Dr. Shantia Yarahmadian has held prominent academic and research positions across universities and industry. As Associate Professor at Mississippi State University, he has developed innovative teaching methods, supervised doctoral and master’s students, and advanced interdisciplinary collaborations. Previously, he served as Assistant Professor in the same department and undertook a Postdoctoral Fellowship in Biology, where he applied mathematical modeling to biomedical challenges. His earlier career included roles as Research Assistant and Associate Instructor, shaping his dual strengths in pedagogy and research. In addition to academia, he also contributes as an industry advisor in cyber security, emphasizing blockchain and quantum-safe technologies.

Research Interests:

Dr. Shantia Yarahmadian’s research spans multiple disciplines, unified by the application of mathematics to real-world problems. In mathematical biology, he models microtubules, tumor radiotherapy, and Alzheimer’s disease progression, contributing to healthcare innovation. His expertise in nonlinear partial differential equations and stochastic processes supports advanced simulations and predictive modeling. In signal processing, his work with wavelets and compressed sensing improves data analysis across engineering and biomedical applications. His contributions to quantum computing and quantum-resistant blockchain represent forward-thinking approaches to cybersecurity and data integrity. Dr. Shantia Yarahmadian’s research highlights the powerful role of mathematical modeling in solving pressing challenges in science and technology.

Awards and Honors:

Dr. Shantia Yarahmadian has received recognition for his excellence in research, teaching, and mentorship throughout his career. He has been honored with awards for outstanding graduate student mentorship and faculty contributions, demonstrating his dedication to fostering future scholars. His innovative research projects in mathematical biology and engineering applications have attracted competitive funding and institutional support. He has also received prestigious fellowships and teaching awards that highlight his dual strengths in research and education.

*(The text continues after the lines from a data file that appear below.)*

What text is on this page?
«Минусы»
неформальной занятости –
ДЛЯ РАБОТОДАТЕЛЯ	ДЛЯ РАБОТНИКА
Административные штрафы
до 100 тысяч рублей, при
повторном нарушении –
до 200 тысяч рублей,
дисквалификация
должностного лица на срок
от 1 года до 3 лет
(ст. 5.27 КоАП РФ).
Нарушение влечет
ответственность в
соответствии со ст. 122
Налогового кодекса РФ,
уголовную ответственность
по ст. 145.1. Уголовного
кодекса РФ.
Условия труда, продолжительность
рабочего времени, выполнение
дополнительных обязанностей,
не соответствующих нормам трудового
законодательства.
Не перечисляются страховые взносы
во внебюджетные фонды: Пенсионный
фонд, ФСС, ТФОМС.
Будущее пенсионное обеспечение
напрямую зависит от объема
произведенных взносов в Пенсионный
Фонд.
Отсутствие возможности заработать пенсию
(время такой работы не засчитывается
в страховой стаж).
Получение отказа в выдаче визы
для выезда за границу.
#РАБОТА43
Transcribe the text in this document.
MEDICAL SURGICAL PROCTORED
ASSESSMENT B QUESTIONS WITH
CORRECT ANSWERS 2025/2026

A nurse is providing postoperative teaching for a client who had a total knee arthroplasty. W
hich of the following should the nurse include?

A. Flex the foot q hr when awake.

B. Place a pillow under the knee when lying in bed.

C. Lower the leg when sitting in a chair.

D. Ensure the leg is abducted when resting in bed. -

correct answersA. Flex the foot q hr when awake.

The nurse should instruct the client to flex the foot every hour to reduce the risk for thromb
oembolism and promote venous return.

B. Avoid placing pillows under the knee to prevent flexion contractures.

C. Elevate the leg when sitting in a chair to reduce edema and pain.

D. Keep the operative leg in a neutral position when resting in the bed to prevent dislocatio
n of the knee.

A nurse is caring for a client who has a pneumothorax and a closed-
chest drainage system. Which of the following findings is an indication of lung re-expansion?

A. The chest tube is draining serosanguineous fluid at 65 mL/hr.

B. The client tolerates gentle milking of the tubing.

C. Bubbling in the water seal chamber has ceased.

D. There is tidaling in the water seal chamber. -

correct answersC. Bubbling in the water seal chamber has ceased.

These honors reflect his international reputation as a thought leader in applied mathematics and his commitment to advancing knowledge through impactful academic and professional service.

Publications:

Title: An Ito stochastic differential equations model for the dynamics of the MCF-7 breast cancer cell line treated by radiotherapy
Citation: 27
Year of Publication: 2016

Title: On the use of the genetic algorithm filter-based feature selection technique for satellite precipitation estimation
Citation: 26
Year of Publication: 2012

Title: On the use of a cluster ensemble cloud classification technique in satellite precipitation estimation
Citation: 22
Year of Publication: 2012

Title: Existence and stability of steady states of a reaction convection diffusion equation modeling microtubule formation
Citation: 20
Year of Publication: 2011

Title: The use of compressive sensing and peak detection in the reconstruction of microtubules length time series in the process of dynamic instability
Citation: 16
Year of Publication: 2015

Title: A Hybrid Differential Equations Model for the Dynamics of Single and Double Strand Breaks of Cancer Cells Treated by Radiotherapy: A Meaning for Tumor Life-Span
Citation: 14
Year of Publication: 2022

Title: A Mathematical Model for Amyloid-β Aggregation in the Presence of Metal Ions: A Timescale Analysis for the Progress of Alzheimer Disease
Citation: 14
Year of Publication: 2019

Conclusion:

Dr. Shantia Yarahmadian stands out as a distinguished scholar whose career demonstrates a perfect balance between research innovation, academic mentorship, and cross-disciplinary collaboration. His contributions to mathematical biology, stochastic modeling, quantum computing, and engineering highlight his versatility and forward-thinking approach. By bridging theoretical mathematics with applied sciences, he has produced insights that benefit healthcare, cybersecurity, and data science. His impactful publications, global collaborations, and record of mentorship illustrate a sustained commitment to advancing knowledge and training the next generation of researchers. Dr. Shantia Yarahmadian is an exceptional candidate for award recognition in mathematics and interdisciplinary research.